Contributi alla scuola dalle giunte di Alfedena e Pescocostanzo
CASTEL DI SANGRO. «Un grazie alla municipalità di Alfedena. In arrivo un nuovo contributo per riacquistare i computer sottratti. La vicinanza dei Comuni e di tutte le persone è grande. Grazie di cuore a tutti». È questo il commento che si legge sulla pagina Facebook del “Patini-Liberatore”, l’istituto d’istruzione secondaria superiore di Castel di Sangro nel quale alcuni mesi fa sono stati rubati 50 dispositivi mobili. Allo sbigottimento iniziale è conseguito il disagio da parte di docenti ed alunni impossibilitati ad eseguire alcune lezioni e certificazioni nelle quali il supporto dei computer risulta essere fondamentale.
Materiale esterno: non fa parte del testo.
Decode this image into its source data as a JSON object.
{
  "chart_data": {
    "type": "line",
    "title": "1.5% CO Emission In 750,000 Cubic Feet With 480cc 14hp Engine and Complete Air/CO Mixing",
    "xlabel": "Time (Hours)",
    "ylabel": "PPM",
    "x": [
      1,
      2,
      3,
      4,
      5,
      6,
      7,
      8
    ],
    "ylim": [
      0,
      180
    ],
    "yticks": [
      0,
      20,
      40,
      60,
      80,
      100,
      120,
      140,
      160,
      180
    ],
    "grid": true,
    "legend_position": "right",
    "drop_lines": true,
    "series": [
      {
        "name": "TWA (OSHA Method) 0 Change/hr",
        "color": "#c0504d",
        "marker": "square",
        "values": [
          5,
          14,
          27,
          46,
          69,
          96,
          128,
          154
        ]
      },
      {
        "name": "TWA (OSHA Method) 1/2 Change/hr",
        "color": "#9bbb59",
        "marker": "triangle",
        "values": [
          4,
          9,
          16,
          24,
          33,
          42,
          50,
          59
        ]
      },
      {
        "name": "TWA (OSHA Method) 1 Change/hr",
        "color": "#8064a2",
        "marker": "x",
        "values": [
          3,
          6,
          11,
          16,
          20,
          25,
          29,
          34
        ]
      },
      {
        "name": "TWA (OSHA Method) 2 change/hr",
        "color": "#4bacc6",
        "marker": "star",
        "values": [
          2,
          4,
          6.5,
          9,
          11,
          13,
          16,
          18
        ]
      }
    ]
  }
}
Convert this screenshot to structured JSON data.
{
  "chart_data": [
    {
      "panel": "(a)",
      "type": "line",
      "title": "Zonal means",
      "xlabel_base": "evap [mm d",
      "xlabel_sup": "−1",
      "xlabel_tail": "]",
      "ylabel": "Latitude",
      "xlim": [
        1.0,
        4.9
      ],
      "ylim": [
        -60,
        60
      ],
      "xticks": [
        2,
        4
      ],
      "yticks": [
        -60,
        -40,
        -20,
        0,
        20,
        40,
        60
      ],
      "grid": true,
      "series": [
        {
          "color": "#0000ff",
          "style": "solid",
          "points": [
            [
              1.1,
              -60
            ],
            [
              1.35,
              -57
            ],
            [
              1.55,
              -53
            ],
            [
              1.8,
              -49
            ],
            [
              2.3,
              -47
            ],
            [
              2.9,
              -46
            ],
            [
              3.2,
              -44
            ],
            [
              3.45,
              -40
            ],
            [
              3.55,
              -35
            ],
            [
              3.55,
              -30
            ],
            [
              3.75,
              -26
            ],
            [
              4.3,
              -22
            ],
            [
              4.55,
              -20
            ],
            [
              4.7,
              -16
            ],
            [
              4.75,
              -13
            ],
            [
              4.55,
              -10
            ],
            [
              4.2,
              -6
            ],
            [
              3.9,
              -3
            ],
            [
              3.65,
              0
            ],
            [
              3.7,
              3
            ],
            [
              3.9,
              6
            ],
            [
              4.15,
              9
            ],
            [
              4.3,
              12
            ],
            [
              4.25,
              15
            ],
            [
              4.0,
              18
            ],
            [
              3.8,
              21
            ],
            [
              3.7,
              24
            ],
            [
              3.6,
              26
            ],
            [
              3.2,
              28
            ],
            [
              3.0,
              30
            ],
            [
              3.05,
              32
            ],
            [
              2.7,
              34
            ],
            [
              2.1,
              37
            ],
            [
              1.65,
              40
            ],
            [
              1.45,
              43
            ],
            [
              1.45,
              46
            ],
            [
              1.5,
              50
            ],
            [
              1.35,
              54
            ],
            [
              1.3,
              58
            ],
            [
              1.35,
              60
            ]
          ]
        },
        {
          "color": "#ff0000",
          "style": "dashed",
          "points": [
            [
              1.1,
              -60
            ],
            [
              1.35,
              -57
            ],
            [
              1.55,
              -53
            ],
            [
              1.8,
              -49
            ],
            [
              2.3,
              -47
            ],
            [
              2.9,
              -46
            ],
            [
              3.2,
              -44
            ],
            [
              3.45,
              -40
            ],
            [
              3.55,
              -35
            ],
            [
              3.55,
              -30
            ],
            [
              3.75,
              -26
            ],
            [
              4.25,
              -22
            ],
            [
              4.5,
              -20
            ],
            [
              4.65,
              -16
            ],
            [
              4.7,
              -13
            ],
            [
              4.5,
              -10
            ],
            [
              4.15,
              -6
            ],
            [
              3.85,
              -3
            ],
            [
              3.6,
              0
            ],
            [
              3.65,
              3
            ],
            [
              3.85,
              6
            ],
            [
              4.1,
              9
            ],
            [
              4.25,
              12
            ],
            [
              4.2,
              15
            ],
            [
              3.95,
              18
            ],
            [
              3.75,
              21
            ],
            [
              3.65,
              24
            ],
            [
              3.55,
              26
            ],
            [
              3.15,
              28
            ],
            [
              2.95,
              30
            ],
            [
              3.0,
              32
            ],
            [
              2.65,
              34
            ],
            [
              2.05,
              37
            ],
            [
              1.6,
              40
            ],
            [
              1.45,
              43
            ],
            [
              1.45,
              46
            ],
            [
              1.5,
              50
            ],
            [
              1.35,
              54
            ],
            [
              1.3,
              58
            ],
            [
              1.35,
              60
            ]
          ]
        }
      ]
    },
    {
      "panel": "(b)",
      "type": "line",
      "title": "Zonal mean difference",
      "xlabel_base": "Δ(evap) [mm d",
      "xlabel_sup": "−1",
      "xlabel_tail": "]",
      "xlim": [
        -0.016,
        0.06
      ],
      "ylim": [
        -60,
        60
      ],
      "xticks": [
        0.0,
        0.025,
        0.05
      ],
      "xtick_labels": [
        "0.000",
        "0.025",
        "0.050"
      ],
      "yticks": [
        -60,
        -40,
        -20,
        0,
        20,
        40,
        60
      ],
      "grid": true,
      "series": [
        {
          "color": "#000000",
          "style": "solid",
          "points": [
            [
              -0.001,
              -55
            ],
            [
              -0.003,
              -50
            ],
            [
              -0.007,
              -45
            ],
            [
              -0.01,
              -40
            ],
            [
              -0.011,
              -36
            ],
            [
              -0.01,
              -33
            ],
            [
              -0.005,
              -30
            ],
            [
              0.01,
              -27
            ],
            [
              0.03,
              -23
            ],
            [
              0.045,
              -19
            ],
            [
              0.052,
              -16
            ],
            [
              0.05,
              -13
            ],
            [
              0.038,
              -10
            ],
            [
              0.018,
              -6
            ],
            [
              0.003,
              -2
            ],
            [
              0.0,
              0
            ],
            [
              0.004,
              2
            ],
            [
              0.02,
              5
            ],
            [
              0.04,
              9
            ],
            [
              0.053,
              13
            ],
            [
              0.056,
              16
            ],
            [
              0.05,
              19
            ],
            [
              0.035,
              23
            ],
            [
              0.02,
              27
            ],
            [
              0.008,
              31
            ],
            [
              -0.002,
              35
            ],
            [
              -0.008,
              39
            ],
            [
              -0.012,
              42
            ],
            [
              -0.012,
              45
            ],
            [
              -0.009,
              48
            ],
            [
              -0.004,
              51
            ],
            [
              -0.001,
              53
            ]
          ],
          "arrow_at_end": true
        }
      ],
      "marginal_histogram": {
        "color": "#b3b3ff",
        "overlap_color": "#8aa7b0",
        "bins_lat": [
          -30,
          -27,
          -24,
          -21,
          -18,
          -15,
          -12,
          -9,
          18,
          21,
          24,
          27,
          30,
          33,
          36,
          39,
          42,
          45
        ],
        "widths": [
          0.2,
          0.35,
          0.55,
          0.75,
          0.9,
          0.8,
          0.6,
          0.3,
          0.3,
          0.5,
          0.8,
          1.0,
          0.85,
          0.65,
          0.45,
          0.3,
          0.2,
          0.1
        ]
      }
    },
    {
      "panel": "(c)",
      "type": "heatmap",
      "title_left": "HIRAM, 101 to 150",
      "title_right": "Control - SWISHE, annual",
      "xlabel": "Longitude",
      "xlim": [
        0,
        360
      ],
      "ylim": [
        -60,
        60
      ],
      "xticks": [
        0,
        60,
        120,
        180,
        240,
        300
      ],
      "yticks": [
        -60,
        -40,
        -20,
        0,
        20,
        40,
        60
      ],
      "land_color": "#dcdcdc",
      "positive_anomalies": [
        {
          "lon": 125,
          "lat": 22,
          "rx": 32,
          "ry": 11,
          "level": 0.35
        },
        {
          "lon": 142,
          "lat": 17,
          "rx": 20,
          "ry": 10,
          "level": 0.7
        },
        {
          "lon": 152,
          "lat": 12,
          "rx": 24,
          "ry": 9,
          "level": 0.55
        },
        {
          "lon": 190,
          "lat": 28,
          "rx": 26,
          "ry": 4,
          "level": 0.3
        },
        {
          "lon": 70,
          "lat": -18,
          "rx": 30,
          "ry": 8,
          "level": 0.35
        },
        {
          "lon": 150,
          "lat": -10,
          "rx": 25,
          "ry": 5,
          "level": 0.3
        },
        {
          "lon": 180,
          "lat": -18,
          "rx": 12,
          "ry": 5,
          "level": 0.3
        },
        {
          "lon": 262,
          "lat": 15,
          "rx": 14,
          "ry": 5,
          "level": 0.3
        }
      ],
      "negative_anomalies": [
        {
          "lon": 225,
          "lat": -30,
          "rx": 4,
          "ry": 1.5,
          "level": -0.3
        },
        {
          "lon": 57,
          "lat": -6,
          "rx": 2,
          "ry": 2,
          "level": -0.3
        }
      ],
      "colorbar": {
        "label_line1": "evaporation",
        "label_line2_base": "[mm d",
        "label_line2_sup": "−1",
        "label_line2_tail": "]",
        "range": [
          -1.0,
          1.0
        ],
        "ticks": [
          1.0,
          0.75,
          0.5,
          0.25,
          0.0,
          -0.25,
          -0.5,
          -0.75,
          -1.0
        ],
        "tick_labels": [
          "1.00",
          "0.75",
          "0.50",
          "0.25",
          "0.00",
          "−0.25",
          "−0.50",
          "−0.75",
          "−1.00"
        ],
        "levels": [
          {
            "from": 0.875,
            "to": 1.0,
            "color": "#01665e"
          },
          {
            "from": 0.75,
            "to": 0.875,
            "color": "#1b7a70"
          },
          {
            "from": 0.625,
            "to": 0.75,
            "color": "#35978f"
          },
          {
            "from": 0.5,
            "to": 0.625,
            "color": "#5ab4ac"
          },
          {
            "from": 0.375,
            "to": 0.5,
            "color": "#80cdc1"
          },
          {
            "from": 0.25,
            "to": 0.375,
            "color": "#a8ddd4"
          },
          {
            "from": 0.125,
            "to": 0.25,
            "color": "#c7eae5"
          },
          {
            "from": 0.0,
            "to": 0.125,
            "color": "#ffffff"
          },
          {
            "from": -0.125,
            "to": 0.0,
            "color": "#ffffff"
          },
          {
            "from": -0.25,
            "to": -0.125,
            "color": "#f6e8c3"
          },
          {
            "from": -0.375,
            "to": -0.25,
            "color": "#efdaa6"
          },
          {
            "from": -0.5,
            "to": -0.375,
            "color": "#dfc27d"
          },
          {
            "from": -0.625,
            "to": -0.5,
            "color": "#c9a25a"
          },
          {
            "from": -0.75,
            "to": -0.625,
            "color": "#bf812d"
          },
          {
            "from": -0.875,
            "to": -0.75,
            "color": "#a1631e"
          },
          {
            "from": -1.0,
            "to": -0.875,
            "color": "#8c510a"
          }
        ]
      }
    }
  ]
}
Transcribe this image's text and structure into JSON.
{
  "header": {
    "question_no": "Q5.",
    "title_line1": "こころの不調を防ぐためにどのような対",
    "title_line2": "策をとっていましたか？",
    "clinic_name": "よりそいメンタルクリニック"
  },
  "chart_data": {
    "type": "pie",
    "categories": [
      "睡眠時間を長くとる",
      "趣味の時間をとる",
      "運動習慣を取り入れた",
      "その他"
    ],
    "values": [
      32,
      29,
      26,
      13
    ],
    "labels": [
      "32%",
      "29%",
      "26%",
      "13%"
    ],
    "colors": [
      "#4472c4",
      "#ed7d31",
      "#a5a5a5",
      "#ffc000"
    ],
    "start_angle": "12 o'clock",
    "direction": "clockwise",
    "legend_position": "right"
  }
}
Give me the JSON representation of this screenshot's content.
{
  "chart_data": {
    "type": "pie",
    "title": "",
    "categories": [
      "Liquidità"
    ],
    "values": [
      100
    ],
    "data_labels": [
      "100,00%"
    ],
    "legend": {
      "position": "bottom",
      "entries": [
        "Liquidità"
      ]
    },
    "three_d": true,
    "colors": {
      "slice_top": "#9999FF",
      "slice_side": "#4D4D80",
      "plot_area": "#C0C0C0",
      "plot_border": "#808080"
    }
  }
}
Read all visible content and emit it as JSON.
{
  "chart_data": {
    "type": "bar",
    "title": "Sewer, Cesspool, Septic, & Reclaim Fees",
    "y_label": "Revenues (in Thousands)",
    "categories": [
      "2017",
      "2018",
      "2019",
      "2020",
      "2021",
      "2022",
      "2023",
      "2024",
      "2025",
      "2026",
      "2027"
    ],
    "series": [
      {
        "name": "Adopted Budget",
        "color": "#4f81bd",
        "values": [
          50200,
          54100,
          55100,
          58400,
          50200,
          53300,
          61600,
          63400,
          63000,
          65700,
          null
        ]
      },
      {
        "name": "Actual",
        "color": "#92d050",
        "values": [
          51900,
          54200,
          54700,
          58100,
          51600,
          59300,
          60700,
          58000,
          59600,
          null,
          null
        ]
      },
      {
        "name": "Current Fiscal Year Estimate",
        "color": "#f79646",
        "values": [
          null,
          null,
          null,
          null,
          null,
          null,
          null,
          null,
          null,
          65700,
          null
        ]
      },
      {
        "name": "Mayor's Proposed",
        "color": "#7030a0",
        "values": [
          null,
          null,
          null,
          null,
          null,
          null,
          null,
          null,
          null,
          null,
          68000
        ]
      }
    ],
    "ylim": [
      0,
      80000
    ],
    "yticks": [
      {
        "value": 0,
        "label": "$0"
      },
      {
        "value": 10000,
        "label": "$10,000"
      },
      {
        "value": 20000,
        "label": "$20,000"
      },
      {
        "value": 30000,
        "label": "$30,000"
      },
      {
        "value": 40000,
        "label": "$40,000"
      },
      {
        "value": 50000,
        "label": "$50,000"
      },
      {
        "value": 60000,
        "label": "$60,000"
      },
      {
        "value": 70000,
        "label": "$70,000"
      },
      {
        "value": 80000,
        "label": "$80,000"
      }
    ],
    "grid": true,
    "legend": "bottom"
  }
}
Per questo motivo la dirigente scolastica Cinzia D’Altorio si è attivato con la campagna “I pc tornano a scuola” per chiedere ai vari Comuni del territorio di partecipare, tramite l’erogazione di un contributo, all’acquisto di nuovi dispositivi. Gli studenti sono stati fra i primi a mobilitarsi organizzando, dopo circa una settimana dall’accaduto, una raccolta fondi. Ha risposto positivamente alla campagna anche il Comune di Pescocostanzo che, con una delibera di giunta presieduta dal sindaco Roberto Sciullo, ha deciso di concedere un contributo di 400 euro. Recentemente si è unito all’iniziativa anche il Comune di Alfedena, la cui amministrazione guidata da Massimo Scura ha deliberato di concedere alla scuola un contributo di 500 euro. Si tratta di importanti gesti di solidarietà che presto permetteranno di riavere i computer e le attività ad essi correlate. (e.d.c.)